Выбрать главу

В одном и том же месте, на одной и той же рыночной площади, на одной и той же улице, в обстановке растущей напряженности и усиления враждебности вставали друг против друга две власти, две Польши. Каждая располагала вооруженной силой. Вооруженная сила «лондонского» правительства — отряды Армии Крайовой, еще разгоряченные последней схваткой с немцами, еще полные воли к борьбе и гордые боевыми успехами, приступали к реализации функций, предусмотренных планом «Буря», — к демонстрации законности и реальной силы «лондонского» правительства на польской земле. К демонстрации перед теми, кто еще в сегодняшнем сражении с захватчиками были товарищами по оружию, — перед Советской Армией.

Однако, чтобы продемонстрировать свою власть, ее надо было взять. А власть не лежала на улице, как предполагалось на основе наиболее близкого польского опыта — опыта 1918 года. Другая власть, народная, в активных боевых группах левых сил в деревнях и городах укоренялась раньше, чем бежавшие немцы освобождали ратушу. Чаще всего власть уже существовала. Следовательно, чтобы добиться цели, надо было свергнуть эту власть и не просто установить свою власть, но и навязать ее. Навязать вооруженному народу.

Не немецкая агентура, не крайне правые силы, не организатор братоубийственной борьбы — НСЗ, а именно это патриотическое войско, по идее общенациональное, но подчинявшееся власти, далекой от страны, стало лицом к лицу против польских левых сил, у порога гражданской войны. У порога братоубийства.

Во второй беседе с Миколайчиком глава Советского правительства Сталин, упрекая эмигрантского премьера в том, что он полностью игнорирует факты — практическое существование на освобожденных землях, а также в гуще национальной жизни в условиях оккупации этой второй Польши, левой, Польши ПКНО, и решительно отвергая концепцию признания оси Лондон — Варшава единственным представительством Польши, гневно бросил: «Но мы не можем иметь дело с двумя польскими правительствами»{108}.

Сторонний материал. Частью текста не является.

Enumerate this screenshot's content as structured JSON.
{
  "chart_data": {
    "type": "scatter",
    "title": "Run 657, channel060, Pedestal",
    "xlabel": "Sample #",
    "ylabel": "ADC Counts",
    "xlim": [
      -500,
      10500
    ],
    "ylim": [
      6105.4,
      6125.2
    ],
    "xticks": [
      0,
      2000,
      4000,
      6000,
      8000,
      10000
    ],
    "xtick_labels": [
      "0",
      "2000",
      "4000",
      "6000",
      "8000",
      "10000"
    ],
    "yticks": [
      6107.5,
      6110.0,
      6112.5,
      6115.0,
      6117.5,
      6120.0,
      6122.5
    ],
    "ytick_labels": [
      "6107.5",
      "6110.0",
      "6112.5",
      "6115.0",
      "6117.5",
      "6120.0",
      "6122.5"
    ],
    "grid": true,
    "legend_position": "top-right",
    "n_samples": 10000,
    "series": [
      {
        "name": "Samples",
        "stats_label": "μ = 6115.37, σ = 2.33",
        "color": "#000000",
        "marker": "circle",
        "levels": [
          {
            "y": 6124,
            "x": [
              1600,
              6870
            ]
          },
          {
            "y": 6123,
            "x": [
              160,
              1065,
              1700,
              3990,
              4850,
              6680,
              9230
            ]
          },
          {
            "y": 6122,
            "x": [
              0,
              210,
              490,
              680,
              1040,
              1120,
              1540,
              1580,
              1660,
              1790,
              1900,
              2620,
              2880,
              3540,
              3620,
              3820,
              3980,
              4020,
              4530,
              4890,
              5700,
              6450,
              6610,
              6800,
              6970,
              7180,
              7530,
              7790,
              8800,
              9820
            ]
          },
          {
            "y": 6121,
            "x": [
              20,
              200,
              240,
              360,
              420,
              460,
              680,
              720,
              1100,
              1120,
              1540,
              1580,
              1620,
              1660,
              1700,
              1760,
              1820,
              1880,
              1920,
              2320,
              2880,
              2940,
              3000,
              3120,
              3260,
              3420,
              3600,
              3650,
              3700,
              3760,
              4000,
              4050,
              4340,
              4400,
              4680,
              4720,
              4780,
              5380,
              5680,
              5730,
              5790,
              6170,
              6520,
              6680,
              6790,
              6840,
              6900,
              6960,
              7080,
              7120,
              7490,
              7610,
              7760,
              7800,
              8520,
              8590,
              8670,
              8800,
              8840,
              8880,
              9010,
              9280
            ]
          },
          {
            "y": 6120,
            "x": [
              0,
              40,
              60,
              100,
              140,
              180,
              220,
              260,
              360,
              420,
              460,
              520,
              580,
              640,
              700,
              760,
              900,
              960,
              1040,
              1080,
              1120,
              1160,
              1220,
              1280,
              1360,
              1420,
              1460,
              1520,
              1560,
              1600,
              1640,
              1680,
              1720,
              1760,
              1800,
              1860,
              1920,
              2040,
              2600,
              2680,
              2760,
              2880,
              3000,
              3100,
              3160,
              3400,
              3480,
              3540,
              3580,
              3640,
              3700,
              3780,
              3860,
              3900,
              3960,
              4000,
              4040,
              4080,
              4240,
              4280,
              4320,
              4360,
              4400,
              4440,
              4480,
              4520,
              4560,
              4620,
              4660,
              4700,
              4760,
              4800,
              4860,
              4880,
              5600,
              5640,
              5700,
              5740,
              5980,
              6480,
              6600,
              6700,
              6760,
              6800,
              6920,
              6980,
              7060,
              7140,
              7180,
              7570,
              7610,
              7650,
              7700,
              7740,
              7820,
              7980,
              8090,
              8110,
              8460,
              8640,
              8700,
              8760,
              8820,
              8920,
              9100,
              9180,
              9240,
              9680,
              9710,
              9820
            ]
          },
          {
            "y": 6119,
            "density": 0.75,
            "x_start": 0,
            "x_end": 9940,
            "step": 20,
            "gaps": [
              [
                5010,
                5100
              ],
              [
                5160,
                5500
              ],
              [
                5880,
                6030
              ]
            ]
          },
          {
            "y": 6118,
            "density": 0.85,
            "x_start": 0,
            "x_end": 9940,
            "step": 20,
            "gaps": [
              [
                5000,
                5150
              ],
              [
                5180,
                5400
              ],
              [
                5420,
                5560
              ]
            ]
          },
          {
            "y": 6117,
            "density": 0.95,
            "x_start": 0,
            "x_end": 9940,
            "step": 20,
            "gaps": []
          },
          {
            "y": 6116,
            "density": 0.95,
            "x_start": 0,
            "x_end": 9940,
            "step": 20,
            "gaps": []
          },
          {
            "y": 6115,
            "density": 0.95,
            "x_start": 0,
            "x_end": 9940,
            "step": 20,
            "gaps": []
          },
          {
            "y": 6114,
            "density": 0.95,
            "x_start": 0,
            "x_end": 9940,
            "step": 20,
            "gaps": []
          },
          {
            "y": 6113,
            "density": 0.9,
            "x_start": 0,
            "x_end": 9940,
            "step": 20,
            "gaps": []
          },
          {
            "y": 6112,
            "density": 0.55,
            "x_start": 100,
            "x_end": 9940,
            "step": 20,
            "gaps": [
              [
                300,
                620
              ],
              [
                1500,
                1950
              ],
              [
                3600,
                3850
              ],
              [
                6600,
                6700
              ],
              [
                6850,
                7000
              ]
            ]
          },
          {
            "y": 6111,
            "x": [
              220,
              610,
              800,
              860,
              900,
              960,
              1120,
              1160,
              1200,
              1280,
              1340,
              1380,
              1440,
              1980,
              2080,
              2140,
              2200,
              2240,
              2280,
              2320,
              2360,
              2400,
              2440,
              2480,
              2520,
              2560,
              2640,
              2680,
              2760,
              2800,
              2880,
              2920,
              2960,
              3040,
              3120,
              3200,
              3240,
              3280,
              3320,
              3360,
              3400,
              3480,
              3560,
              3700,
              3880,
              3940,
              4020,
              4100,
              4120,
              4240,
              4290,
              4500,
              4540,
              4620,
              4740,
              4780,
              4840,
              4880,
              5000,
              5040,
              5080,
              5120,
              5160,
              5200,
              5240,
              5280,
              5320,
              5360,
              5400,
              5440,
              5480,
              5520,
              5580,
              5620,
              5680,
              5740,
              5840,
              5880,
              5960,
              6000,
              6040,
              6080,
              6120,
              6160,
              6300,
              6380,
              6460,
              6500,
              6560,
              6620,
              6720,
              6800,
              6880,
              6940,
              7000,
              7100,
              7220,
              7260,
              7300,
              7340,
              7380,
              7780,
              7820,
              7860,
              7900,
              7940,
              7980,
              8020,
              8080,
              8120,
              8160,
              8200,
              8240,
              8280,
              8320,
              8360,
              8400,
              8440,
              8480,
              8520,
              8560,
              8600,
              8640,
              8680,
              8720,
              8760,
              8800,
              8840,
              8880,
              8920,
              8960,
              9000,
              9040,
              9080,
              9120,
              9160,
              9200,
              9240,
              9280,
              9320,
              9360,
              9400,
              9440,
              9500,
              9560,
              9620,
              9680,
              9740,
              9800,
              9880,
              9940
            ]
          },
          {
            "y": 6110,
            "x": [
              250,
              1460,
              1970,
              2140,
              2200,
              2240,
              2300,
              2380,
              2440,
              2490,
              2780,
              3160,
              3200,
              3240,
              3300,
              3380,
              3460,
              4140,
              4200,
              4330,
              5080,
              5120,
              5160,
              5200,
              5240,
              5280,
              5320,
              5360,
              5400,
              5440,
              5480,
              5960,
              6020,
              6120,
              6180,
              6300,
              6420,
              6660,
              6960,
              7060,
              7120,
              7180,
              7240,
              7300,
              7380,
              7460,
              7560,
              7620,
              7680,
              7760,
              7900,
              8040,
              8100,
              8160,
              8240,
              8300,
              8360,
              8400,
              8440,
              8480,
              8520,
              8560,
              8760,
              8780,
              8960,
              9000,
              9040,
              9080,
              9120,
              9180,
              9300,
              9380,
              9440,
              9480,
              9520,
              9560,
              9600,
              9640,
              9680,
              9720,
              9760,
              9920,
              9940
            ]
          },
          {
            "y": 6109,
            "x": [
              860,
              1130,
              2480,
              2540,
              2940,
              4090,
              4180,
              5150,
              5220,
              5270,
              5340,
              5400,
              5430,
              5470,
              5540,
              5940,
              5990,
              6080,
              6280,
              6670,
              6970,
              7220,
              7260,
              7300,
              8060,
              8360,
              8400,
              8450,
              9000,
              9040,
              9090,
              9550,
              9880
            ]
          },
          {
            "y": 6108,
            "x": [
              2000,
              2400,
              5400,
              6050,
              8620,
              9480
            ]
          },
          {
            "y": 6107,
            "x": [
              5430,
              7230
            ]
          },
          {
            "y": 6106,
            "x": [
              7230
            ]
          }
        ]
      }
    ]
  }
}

А ведь они существовали! Существовали с 1943 года, с момента, когда оказалось, что та единственная власть, которую до сих пор признавали (хотя иногда условно), не в состоянии решить неотложные проблемы, стоящие перед нацией. Это были две ключевые проблемы: внутренняя и международная. Во-первых, способ и направление использования национальных сил в происходящей борьбе против оккупантов за само существование нации. Во-вторых, соединение и согласование усилий и судеб Польши с усилиями будущего освободителя и победителя — Советского Союза. Старая власть, опасаясь активизации и роста роли народных масс, не могла ни мобилизовать силы народа, что несло угрозу для той социально-классовой модели Польши, которую она отстаивала, ни обеспечить надлежащие отношения с СССР вследствие взаимного недоверия, связанного с опасениями перед неизбежным изменением географического положения Польши, неприемлемым для этой власти.

Весьма характерное для Польши обстоятельство: власть, представлявшая уходящие классы и Польшу старого типа, оказалась непригодной для общества не по классовым мотивам (так бывает, когда требования народных масс превышают возможности компромисса), а по национальным мотивам, поскольку она не сумела обеспечить нации в целом путь к спасению от смертельной опасности. Новый центр кристаллизации нации, зародыш нового руководства и власти появился и победил тоже не в силу чисто революционных, общественно прогрессивных факторов, а потому, что сумел реализовать эти общенациональные постулаты. И поэтому он мог предложить обществу широкую платформу соглашения и мог осуществить почти полное национальное единство — до того момента, пока он сам искренне признавал примат общенациональных задач над всеми остальными — задач борьбы за спасение родины и ее возрождение, первоочередность принципа единства в борьбе за самое существенное в жизни нации.

Ведь и мы, поляки, уже также не могли иметь дело с двумя польскими правительствами. Мы уже не могли позволить себе двоевластия. В такой момент? На Висле? Разве время было вытаскивать на историческую арену весь ад беспокойств и противоречий, стремлений и опасений, патриотического динамизма и солдатской лояльности — все это сплетение конфликтов двоевластия, охватившее души людей? Души людей, которые поднялись на борьбу во имя спасения Польши и которые в момент величайших усилий для достижения этой цели были неожиданно остановлены! Остановлены вопросом: «Польша — да, но какая?»; утверждением, что спасать надо не всякую Польшу, а только единственную истинно легальную; призывом заботиться теперь не о национальной субстанции — о людях, а о национальных формах — о границах и законах.